Usually after scaling and root planing, we do want to keep a closer eye on you so we do recommend that you come back for your next dental cleaning in 3 months instead of the usual 6 months. Once we see you improving in gum health, we will bump you back to the biannual 6 month check ups.

Teeth deep cleaning cost

If you have dental insurance, they should cover the majority of the cost of the visit. Typically your insurance will cover about 80% of the treatment from our experience but it can vary depending on your specific plan. Your out of pocket cost would be the copay and deductible.

The only caveat is that your insurance does require additional documentation such as dental x rays along with your periodontal exam to be submitted so that they can verify that you do indeed have periodontal disease. What they look for is tartar on the x rays and also for bone loss.

So you can't get scaling and root planing if you decline the annual bitewing x rays or full mouth x rays. We wouldn't have evidence to submit for your insurance claim.

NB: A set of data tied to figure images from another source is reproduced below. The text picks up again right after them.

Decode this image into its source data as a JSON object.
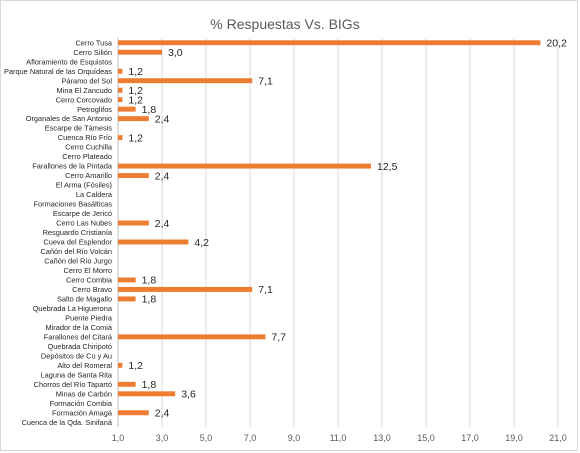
{
  "chart_data": {
    "type": "bar",
    "orientation": "horizontal",
    "title": "% Respuestas Vs. BIGs",
    "xlabel": "",
    "ylabel": "",
    "xlim": [
      1.0,
      21.0
    ],
    "x_ticks": [
      "1,0",
      "3,0",
      "5,0",
      "7,0",
      "9,0",
      "11,0",
      "13,0",
      "15,0",
      "17,0",
      "19,0",
      "21,0"
    ],
    "grid": true,
    "legend": "none",
    "bar_color": "#ED7D31",
    "categories": [
      "Cerro Tusa",
      "Cerro Silión",
      "Afloramiento de Esquistos",
      "Parque Natural de las Orquídeas",
      "Páramo del Sol",
      "Mina El Zancudo",
      "Cerro Corcovado",
      "Petroglifos",
      "Organales de San Antonio",
      "Escarpe de Támesis",
      "Cuenca Río Frío",
      "Cerro Cuchilla",
      "Cerro Plateado",
      "Farallones de la Pintada",
      "Cerro Amarillo",
      "El Arma (Fósiles)",
      "La Caldera",
      "Formaciones Basálticas",
      "Escarpe de Jericó",
      "Cerro Las Nubes",
      "Resguardo Cristianía",
      "Cueva del Esplendor",
      "Cañón del Río Volcán",
      "Cañón del Río Jurgo",
      "Cerro El Morro",
      "Cerro Combia",
      "Cerro Bravo",
      "Salto de Magallo",
      "Quebrada La Higuerona",
      "Puente Piedra",
      "Mirador de la Comiá",
      "Farallones del Citará",
      "Quebrada Chiripotó",
      "Depósitos de Cu y Au",
      "Alto del Romeral",
      "Laguna de Santa Rita",
      "Chorros del Río Tapartó",
      "Minas de Carbón",
      "Formación Combia",
      "Formación Amagá",
      "Cuenca de la Qda. Sinifaná"
    ],
    "values": [
      20.2,
      3.0,
      null,
      1.2,
      7.1,
      1.2,
      1.2,
      1.8,
      2.4,
      null,
      1.2,
      null,
      null,
      12.5,
      2.4,
      null,
      null,
      null,
      null,
      2.4,
      null,
      4.2,
      null,
      null,
      null,
      1.8,
      7.1,
      1.8,
      null,
      null,
      null,
      7.7,
      null,
      null,
      1.2,
      null,
      1.8,
      3.6,
      null,
      2.4,
      null
    ],
    "data_labels": [
      "20,2",
      "3,0",
      "",
      "1,2",
      "7,1",
      "1,2",
      "1,2",
      "1,8",
      "2,4",
      "",
      "1,2",
      "",
      "",
      "12,5",
      "2,4",
      "",
      "",
      "",
      "",
      "2,4",
      "",
      "4,2",
      "",
      "",
      "",
      "1,8",
      "7,1",
      "1,8",
      "",
      "",
      "",
      "7,7",
      "",
      "",
      "1,2",
      "",
      "1,8",
      "3,6",
      "",
      "2,4",
      ""
    ]
  }
}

Are there any disadvantages to doing a deep teeth cleaning?

There aren't any disadvantages to the procedure per say because it is a necessary treatment if you have periodontitis. There are only advantages because you are treating gum disease.

In fact, you can't do scaling and root planing if you don't have any gum pockets. The gum pocket depth is measured by a periodontal probe from 1mm to 10mm+

Basically a healthy tooth will have gum pocket depths ranging from 1mm to 3mm. An unhealthy gum pocket would be 4mm and above. Sometimes if the gum infection is really bad you can get a pocket of pus on gum.

If you have an unhealthy pocket depth, you're automatically getting a deep cleaning. If you have healthy gums, you can't do root planing even if you want to because you're unable to plane the root surface.

If anything, patients often complain about their teeth being more sensitive after the deep cleaning procedure. The reason being that the tartar on teeth were covering all of the exposed root surfaces and therefore blocking cold beverages from touching their sensitive teeth. After the procedure, they are all gone so now they feel extra sensitive.

People may wonder why they don't just leave the calculus on their teeth and the reason is that yes it may decrease sensitivity but overtime they will lose all of their bone surrounding the teeth that they just get so loose, all of the teeth fall off!

I guess if you have no more teeth there wouldn't be anymore sensitivity.

Last but not least, don't forget that gum disease can cause receding gum lines. If you have a crown it can form a gap between the crown and the gums.